Kosmis dalam Kelut

adek Dwi oktaviantina
Chapter #18

RIP Rifan dalam Pusaran Kehidupan

      Pada malam ketiga, dalam sunyi tahajudnya yang khusyuk, Bibi Desi bersujud lebih lama dari biasanya. Rasa pasrah meresap dalam tiap doa yang lirih terucap. Matanya sembap, bibirnya bergetar pelan, mengucap doa agar Tuhan menyegerakan takdir, apa pun itu—agar Rifan ditemukan, hidup atau pun sudah tenang di sisi-Nya.

Ketika lelah menjalari tubuhnya yang renta, ia terlelap dalam posisi duduk bersimpuh, bibirnya masih menggumamkan zikir. Dalam tidur yang sekejap itu, bayangan muncul di hadapannya, samar namun begitu nyata. Di tengah gelap yang tak bertepi, Bibi Desi melihat tubuh anaknya—Rifan. Tubuh itu terbaring, diselimuti cahaya bulan yang lembut namun menusuk, seakan menembus ke dalam hati. Rifan terdiam di sana, seolah sedang beristirahat, dengan minyak yang melapisi kulitnya, memancarkan kilau redup seakan memberi pesan yang sulit diterjemahkan.

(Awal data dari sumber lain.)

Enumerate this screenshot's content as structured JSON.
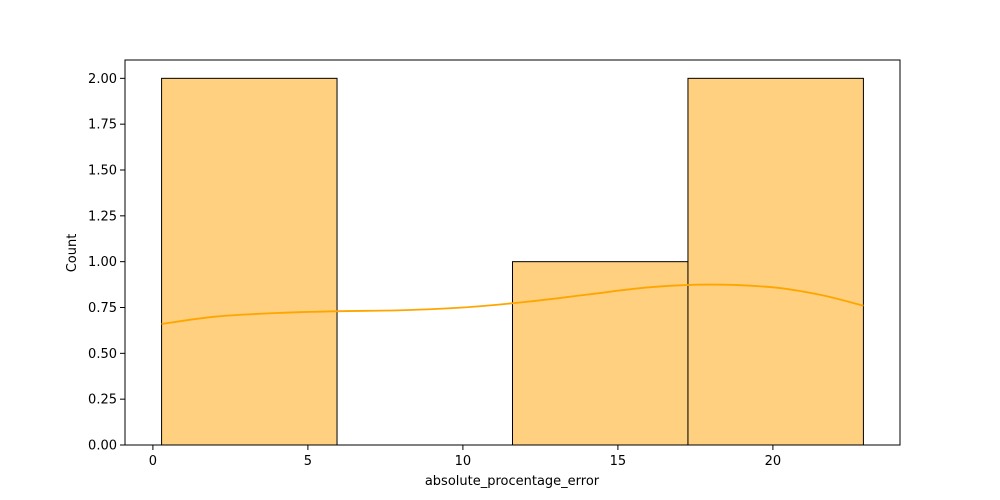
{
  "chart_data": {
    "type": "bar",
    "subtype": "histogram-with-kde",
    "xlabel": "absolute_procentage_error",
    "ylabel": "Count",
    "xlim": [
      -0.9,
      24.1
    ],
    "ylim": [
      0,
      2.1
    ],
    "grid": false,
    "x_ticks": [
      0,
      5,
      10,
      15,
      20
    ],
    "y_ticks": [
      0.0,
      0.25,
      0.5,
      0.75,
      1.0,
      1.25,
      1.5,
      1.75,
      2.0
    ],
    "x_tick_labels": [
      "0",
      "5",
      "10",
      "15",
      "20"
    ],
    "y_tick_labels": [
      "0.00",
      "0.25",
      "0.50",
      "0.75",
      "1.00",
      "1.25",
      "1.50",
      "1.75",
      "2.00"
    ],
    "bins": [
      {
        "start": 0.28,
        "end": 5.94,
        "count": 2
      },
      {
        "start": 5.94,
        "end": 11.6,
        "count": 0
      },
      {
        "start": 11.6,
        "end": 17.26,
        "count": 1
      },
      {
        "start": 17.26,
        "end": 22.92,
        "count": 2
      }
    ],
    "kde": {
      "x": [
        0.28,
        2.0,
        4.0,
        6.0,
        8.0,
        10.0,
        12.0,
        14.0,
        16.0,
        18.0,
        20.0,
        21.5,
        22.92
      ],
      "y": [
        0.66,
        0.7,
        0.72,
        0.73,
        0.735,
        0.75,
        0.78,
        0.82,
        0.86,
        0.875,
        0.86,
        0.82,
        0.76
      ]
    },
    "colors": {
      "bar_fill": "#fed07f",
      "bar_edge": "#000000",
      "kde_line": "#ffa500"
    }
  }
}
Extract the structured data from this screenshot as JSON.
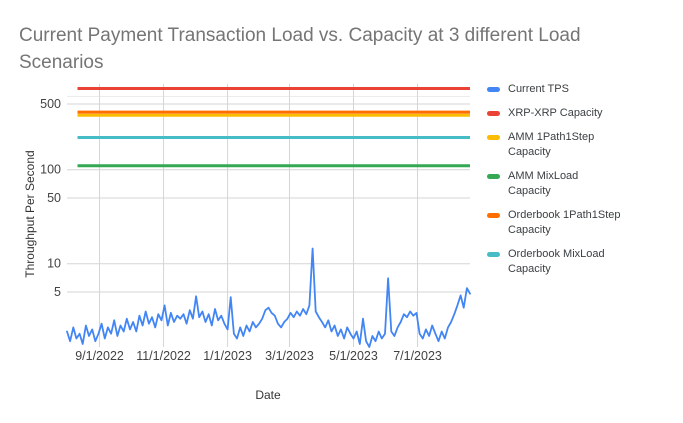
{
  "title": "Current Payment Transaction Load vs. Capacity at 3 different Load Scenarios",
  "colors": {
    "background": "#ffffff",
    "title_text": "#757575",
    "axis_text": "#333333",
    "tick_text": "#424242",
    "legend_text": "#3c4043",
    "gridline": "#d5d5d5",
    "minor_gridline": "#ececec"
  },
  "chart_data": {
    "type": "line",
    "title": "Current Payment Transaction Load vs. Capacity at 3 different Load Scenarios",
    "xlabel": "Date",
    "ylabel": "Throughput Per Second",
    "y_scale": "log",
    "grid": true,
    "legend_position": "right",
    "y_ticks": [
      500,
      100,
      50,
      10,
      5
    ],
    "y_minor_ticks": [
      600
    ],
    "x_tick_labels": [
      "9/1/2022",
      "11/1/2022",
      "1/1/2023",
      "3/1/2023",
      "5/1/2023",
      "7/1/2023"
    ],
    "x_tick_dates": [
      "2022-09-01",
      "2022-11-01",
      "2023-01-01",
      "2023-03-01",
      "2023-05-01",
      "2023-07-01"
    ],
    "x_range": [
      "2022-08-01",
      "2023-08-20"
    ],
    "y_range": [
      1.3,
      900
    ],
    "series": [
      {
        "name": "XRP-XRP Capacity",
        "color": "#EA4335",
        "kind": "hline",
        "value": 730,
        "start": "2022-08-11"
      },
      {
        "name": "AMM 1Path1Step Capacity",
        "color": "#FBBC04",
        "kind": "hline",
        "value": 380,
        "start": "2022-08-11"
      },
      {
        "name": "AMM MixLoad Capacity",
        "color": "#34A853",
        "kind": "hline",
        "value": 110,
        "start": "2022-08-11"
      },
      {
        "name": "Orderbook 1Path1Step Capacity",
        "color": "#FF6D01",
        "kind": "hline",
        "value": 410,
        "start": "2022-08-11"
      },
      {
        "name": "Orderbook MixLoad Capacity",
        "color": "#46BDC6",
        "kind": "hline",
        "value": 220,
        "start": "2022-08-11"
      },
      {
        "name": "Current TPS",
        "color": "#4285F4",
        "kind": "line",
        "start": "2022-08-01",
        "step_days": 3,
        "values": [
          1.9,
          1.5,
          2.1,
          1.6,
          1.8,
          1.4,
          2.2,
          1.7,
          2.0,
          1.5,
          1.8,
          2.3,
          1.6,
          2.1,
          1.8,
          2.5,
          1.7,
          2.2,
          1.9,
          2.6,
          2.0,
          2.4,
          1.9,
          2.8,
          2.2,
          3.1,
          2.3,
          2.7,
          2.1,
          2.9,
          2.5,
          3.6,
          2.2,
          3.0,
          2.4,
          2.8,
          2.6,
          2.9,
          2.3,
          3.2,
          2.6,
          4.5,
          2.7,
          3.1,
          2.4,
          2.9,
          2.2,
          3.3,
          2.5,
          2.8,
          2.3,
          2.0,
          4.4,
          1.8,
          1.6,
          2.1,
          1.7,
          2.2,
          1.9,
          2.4,
          2.1,
          2.3,
          2.6,
          3.2,
          3.4,
          3.0,
          2.8,
          2.3,
          2.1,
          2.4,
          2.6,
          3.0,
          2.7,
          3.1,
          2.8,
          3.3,
          2.9,
          3.6,
          14.5,
          3.1,
          2.7,
          2.4,
          2.1,
          2.5,
          1.9,
          2.2,
          1.7,
          2.0,
          1.6,
          2.1,
          1.8,
          1.6,
          1.9,
          1.4,
          2.6,
          1.5,
          1.3,
          1.7,
          1.5,
          1.9,
          1.6,
          1.8,
          7.0,
          1.9,
          1.7,
          2.1,
          2.4,
          2.9,
          2.7,
          3.1,
          2.8,
          3.0,
          1.8,
          1.6,
          2.0,
          1.7,
          2.2,
          1.8,
          1.5,
          1.9,
          1.6,
          2.1,
          2.4,
          2.9,
          3.6,
          4.6,
          3.4,
          5.5,
          4.8
        ]
      }
    ],
    "legend_order": [
      "Current TPS",
      "XRP-XRP Capacity",
      "AMM 1Path1Step Capacity",
      "AMM MixLoad Capacity",
      "Orderbook 1Path1Step Capacity",
      "Orderbook MixLoad Capacity"
    ]
  }
}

Bulan bersinar pucat, mengiringi keheningan mimpi itu dengan suasana yang menyayat. Bibi Desi merasakan seolah angin malam mendesir, membawa aroma asing yang samar-samar membuat dada sesak. Tubuh Rifan terlihat tenang, terlalu tenang, seperti melayang antara dunia dan akhirat.

Dengan seluruh kekuatan yang tersisa, Bibi Desi mendekat, namun setiap langkah membuat sosok Rifan semakin menjauh. Seperti bayangan di atas air, tubuh itu memantul dan lenyap, tenggelam dalam kilauan bulan yang dingin dan tak tersentuh.

Ketika terbangun, sisa mimpi itu masih menggantung dalam pikirannya, memunculkan perasaan aneh antara harap dan pasrah. Ia duduk dalam hening yang menusuk, dengan air mata yang tak lagi tertahan, membiarkan perasaan pasrah meresapi tiap sisi jiwanya. Di situ, dalam sunyi subuh yang menggantung, ia tahu bahwa pencariannya kini berpindah dalam bentuk doa yang sepenuh hati, berharap agar Tuhan segera memberi jawaban—meski hatinya telah siap menerima segala takdir yang akan datang.

Selepas subuh yang dingin, Bibi Desi menuju sumur di belakang rumah untuk mengambil air. Fajar baru saja merekah, langit masih kelabu, dan hanya terdengar suara burung-burung yang mulai bangun. Udara terasa sejuk, mengaburkan lelah dan kesedihan yang telah lama bersarang di dadanya.

Dengan tangan yang terampil, ia menurunkan ember ke dalam sumur, mendengarkan suara air yang beriak halus. Namun, saat menarik ember kembali, ada yang ganjil. Ember itu seperti terantuk sesuatu, berhenti, lalu bergerak pelan seolah terbentur sesuatu yang besar di dalam air. Bibi Desi mendekatkan wajahnya ke mulut sumur, mencoba melihat lebih jelas. Cahaya subuh yang pucat menembus permukaan air, memperlihatkan bayangan yang samar. Matanya menyipit, hatinya berdebar kencang.